New power controller for CHP production in remote areas
Many areas of the world are not electrified. For such places a new power controller developed by Carlsen Power Electronics might be a simple solution to obtain cheap electricity and heat from renewable energy sources. The system was awarded first prize in the Danish part of the European Better Environment Awards for Industry 1997. The power controller enables wind and hydro systems to operate in stand-alone or grid-connected mode, or both, in such a way that the electrical voltage is kept stable and independent of variation in loading. The available power is primarily dissipated as electricity and surplus energy as heat. Manufacturers of hydro and wind systems have long wished to standardise production using only one type of electrical machine for both grid-connected and stand-alone systems. The Carlsen system uses only asynchronous motors as generators. Another advantage is that they are simple, cheap and need practically no maintenance. Construction, materials, maintenance and reliability have been carefully considered down to the last detail. The power controller and the hot-water storage tank are made of reusable materials.

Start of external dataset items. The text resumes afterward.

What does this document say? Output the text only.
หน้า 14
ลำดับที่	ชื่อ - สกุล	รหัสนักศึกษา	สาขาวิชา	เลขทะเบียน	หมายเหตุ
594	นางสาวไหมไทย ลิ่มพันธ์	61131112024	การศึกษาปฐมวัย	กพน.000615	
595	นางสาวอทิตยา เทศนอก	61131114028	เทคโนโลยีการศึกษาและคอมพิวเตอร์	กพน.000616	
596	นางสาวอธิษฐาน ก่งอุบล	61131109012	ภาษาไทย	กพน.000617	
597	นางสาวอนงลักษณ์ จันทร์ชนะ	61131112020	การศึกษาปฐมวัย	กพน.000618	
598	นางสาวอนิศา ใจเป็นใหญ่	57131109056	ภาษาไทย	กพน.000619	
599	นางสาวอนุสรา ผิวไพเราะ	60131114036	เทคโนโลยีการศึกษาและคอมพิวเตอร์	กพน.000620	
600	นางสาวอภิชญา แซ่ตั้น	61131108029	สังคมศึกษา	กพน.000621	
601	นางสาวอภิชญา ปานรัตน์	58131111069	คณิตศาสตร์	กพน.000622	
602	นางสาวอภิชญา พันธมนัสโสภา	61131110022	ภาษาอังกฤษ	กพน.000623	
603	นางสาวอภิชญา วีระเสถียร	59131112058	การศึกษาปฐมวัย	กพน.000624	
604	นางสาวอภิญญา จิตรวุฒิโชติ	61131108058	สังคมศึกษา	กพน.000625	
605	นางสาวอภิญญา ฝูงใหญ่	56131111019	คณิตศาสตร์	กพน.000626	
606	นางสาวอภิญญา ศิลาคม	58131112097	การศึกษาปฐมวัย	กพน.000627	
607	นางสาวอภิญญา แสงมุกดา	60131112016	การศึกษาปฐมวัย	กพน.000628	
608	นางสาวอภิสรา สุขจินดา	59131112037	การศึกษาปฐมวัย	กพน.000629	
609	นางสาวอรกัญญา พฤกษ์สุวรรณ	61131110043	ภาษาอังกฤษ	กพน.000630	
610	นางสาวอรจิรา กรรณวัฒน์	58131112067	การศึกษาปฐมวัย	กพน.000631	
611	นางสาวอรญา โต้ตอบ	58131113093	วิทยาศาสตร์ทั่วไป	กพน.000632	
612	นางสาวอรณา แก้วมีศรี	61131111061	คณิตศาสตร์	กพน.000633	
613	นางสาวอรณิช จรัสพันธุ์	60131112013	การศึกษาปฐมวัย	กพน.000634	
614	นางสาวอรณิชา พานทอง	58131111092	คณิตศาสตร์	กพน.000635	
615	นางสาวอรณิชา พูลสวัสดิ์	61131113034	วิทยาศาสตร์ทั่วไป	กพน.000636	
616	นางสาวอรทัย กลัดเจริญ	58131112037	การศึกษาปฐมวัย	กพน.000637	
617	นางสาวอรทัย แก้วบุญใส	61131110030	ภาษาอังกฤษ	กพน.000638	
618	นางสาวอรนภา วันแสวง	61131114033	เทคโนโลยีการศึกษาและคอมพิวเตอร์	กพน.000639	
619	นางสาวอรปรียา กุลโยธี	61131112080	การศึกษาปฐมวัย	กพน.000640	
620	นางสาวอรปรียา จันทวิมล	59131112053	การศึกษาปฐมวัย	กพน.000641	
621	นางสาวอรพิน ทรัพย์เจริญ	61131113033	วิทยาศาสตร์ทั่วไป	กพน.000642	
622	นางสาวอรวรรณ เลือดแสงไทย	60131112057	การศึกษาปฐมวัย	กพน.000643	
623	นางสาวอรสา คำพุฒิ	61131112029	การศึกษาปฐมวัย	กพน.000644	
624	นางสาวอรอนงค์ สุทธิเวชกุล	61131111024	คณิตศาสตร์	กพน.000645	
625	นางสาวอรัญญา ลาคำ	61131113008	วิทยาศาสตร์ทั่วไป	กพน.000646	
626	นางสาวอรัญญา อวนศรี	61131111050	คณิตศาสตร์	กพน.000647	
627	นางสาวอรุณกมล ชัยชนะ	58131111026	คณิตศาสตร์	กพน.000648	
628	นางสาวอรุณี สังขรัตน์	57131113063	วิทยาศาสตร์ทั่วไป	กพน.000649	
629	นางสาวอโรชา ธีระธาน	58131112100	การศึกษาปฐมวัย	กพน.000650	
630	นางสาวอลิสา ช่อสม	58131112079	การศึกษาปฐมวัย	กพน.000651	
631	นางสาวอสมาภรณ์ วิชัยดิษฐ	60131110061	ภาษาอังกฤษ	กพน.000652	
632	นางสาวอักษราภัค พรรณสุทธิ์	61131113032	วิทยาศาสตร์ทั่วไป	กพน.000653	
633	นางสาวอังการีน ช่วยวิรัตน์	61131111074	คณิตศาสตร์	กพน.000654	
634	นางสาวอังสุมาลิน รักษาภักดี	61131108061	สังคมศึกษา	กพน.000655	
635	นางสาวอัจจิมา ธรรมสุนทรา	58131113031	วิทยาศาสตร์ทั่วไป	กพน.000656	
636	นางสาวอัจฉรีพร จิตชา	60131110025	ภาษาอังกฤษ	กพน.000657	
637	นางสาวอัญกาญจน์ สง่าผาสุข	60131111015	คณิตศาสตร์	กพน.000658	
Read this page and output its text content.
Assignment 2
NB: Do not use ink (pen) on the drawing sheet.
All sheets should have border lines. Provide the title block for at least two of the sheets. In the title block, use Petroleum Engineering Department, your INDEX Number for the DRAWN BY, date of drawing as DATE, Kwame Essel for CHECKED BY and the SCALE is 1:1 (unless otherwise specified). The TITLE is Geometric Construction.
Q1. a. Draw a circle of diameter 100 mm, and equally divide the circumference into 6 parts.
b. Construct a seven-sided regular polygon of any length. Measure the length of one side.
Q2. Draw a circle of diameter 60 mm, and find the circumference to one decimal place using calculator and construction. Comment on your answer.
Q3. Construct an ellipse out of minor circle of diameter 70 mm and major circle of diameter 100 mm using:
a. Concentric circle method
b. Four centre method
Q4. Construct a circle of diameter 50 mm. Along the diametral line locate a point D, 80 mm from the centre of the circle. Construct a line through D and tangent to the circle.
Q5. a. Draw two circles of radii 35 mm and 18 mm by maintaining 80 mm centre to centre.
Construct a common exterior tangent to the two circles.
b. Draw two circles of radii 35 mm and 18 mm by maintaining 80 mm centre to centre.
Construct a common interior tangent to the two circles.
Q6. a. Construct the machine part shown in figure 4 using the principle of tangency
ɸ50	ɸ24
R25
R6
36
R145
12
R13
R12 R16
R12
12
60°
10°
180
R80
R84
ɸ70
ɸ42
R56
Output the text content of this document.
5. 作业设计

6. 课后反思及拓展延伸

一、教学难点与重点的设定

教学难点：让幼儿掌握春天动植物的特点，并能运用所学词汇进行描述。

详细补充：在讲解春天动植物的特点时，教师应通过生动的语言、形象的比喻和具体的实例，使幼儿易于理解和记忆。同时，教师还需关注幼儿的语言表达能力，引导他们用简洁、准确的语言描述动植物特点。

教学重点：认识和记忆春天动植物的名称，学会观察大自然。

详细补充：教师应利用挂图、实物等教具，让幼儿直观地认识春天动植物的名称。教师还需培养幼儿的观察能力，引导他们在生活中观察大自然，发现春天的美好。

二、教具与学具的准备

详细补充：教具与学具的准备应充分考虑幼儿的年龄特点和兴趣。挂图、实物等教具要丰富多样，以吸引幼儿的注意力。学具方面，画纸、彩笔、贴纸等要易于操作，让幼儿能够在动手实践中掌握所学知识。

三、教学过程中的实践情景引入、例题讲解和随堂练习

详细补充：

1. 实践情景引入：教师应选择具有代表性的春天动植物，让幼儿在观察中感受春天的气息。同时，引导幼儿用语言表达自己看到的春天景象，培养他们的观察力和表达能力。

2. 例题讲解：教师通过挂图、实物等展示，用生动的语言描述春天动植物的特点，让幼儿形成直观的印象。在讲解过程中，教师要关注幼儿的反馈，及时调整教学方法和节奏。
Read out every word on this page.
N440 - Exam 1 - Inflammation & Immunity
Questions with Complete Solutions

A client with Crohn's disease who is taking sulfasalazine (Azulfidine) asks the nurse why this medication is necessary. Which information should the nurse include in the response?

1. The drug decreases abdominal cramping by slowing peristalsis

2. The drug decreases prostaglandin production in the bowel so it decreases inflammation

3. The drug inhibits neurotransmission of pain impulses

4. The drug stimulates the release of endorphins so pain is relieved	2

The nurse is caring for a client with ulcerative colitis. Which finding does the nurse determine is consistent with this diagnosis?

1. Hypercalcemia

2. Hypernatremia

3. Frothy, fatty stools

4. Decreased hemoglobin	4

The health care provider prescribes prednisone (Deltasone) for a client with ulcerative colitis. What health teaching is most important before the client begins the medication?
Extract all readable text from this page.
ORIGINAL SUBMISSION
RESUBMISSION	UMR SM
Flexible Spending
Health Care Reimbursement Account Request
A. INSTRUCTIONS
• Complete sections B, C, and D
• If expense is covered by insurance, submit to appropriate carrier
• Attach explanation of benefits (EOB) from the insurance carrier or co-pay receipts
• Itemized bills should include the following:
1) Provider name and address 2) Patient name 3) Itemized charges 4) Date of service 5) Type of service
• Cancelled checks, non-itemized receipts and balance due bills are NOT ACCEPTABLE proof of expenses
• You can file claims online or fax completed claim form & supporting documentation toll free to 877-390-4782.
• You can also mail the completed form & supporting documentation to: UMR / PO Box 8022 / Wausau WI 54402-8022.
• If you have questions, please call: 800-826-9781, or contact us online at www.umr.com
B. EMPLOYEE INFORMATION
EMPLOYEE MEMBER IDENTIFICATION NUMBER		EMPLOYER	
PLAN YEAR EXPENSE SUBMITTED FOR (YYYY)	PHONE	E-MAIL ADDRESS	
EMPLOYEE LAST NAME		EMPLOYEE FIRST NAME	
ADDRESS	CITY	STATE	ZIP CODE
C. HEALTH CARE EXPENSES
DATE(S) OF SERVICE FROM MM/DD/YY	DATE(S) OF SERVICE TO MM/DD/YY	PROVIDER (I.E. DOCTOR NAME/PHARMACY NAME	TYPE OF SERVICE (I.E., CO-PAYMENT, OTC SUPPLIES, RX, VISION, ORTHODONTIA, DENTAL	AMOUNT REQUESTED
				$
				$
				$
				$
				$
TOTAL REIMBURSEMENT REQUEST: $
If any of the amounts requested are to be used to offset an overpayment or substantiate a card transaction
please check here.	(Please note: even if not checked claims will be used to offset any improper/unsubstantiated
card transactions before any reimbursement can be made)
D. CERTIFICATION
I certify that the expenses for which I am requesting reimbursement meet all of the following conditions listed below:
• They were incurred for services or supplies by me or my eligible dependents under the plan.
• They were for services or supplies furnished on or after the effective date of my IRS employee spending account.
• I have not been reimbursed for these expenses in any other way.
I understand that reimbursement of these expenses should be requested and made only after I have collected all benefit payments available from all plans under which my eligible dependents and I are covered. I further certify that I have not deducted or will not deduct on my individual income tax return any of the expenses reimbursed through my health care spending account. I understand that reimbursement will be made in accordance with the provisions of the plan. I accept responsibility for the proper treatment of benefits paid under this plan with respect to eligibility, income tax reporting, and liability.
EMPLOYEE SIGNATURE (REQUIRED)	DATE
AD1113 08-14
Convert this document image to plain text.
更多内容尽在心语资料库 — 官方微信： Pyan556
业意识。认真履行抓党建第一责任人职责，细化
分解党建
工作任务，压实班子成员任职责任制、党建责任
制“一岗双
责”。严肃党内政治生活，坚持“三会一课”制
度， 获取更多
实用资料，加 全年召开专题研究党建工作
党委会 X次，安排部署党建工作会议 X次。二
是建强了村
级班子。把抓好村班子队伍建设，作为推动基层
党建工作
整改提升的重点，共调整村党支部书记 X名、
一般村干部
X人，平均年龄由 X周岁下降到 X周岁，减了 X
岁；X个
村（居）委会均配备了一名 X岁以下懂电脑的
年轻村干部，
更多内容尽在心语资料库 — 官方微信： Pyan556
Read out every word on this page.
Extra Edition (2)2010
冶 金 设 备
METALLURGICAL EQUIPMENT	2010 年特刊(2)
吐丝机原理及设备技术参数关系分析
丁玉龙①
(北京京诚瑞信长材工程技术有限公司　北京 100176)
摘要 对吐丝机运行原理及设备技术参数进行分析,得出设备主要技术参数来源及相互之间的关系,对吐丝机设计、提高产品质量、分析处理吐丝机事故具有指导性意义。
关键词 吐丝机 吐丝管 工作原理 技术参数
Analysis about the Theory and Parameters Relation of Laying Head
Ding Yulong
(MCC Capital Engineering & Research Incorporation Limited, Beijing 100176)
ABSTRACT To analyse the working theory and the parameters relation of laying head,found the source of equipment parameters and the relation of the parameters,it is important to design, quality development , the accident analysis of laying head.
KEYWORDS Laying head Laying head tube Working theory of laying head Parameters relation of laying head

Superheater for efficient electricity generation from waste
Waste-fired CHP plants often have corrosion problems at steam temperatures above 400°C due to alkali, chlorides and particles in the flue gas. This limits the electrical power output from traditional plants.
A potential solution has been found by the Danish firm COWI and a demonstration project has been established. A straw carboniser, from which pyrolysis gas is extracted and used as fuel in the burner of a separate steam superheater to boost the steam temperature. The straw is heated to a temperature of 600°C without the presence of oxygen, a process which separates it into char and combustible gases with a very low alkali and chloride content. The gases are further cleaned for particles in a cyclone before being burned. The char residue is utilised in an ordinary boiler where the metal surface temperatures are lower and consequently the risk of corrosion is limited. The operational experience so far is positive and the output according to expectations.